The $35,000 grant, developed in partnership with the UW Center for American Indian & Indigenous Studies and titled “International Indigenous Paths: Building Community Across the Canada-U.S. Border,” will develop pathways and programming that allows student advisers and host schools to create an encouraging, conducive environment for Indigenous students. The one-year grant begins September 2022.

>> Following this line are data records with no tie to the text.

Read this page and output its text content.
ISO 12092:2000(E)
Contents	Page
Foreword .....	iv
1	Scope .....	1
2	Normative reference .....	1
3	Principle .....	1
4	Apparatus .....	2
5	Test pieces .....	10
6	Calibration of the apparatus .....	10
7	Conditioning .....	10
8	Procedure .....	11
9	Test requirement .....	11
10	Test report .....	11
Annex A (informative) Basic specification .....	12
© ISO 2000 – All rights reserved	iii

“American Indian and Alaska Native students at the UW are the most underrepresented group in both enrollment and study abroad,” said Canadian Studies Center Exchange Programs Manager Marion Ferguson, who saw a gap – and opportunity – while overseeing the Corbett British Columbia-Washington International Exchange Program. “While students in that program have a clear interest in learning about their First Nations and Native American neighbors, few Indigenous students have participated or applied.” Although other non-white student groups at the UW have increased their study abroad participation in the past decade, she noted, Indigenous participation has remained stagnant.
The International Indigenous Paths program will be an innovative pathway for Indigenous students at the UW to increase their participation in study abroad by creating a familiar, supportive, and welcoming community at the University of British Columbia (UBC). Through collaborations with key units at both universities and our demonstrated commitment to Indigenous students, it aims to equip a cohort of Indigenous undergraduates with the tools to successfully navigate the study abroad experience and pave the way for future students to do the same.
Canadian Studies Center Faculty Director Patrick Christie will lead the project with Ferguson and Nadine Fabbi, Managing Director of the Canadian Studies Center, as Co-Primary Investigators. Other collaborators include the UW Center for American Indian & Indigenous Studies and UW Study Abroad. Activities will range from helping students navigate international travel, gain information and tools to apply to study abroad programs, and community-building on site at the University of British Columbia. The program will partner with the Native UW Scholars Program, known as NUW, to guide students through the process of preparing for cross-border travel to Canada.
“As a U.S. Department of Education designated National Resource Center, this grant project supports our Center’s vision to serve as a platform for enhancing Indigenous perspectives and voices in international relations including right here in our Salish Sea region. The Center is excited to work with our partners to create a path between UW to UBC for our Indigenous undergraduate students,” said Fabbi.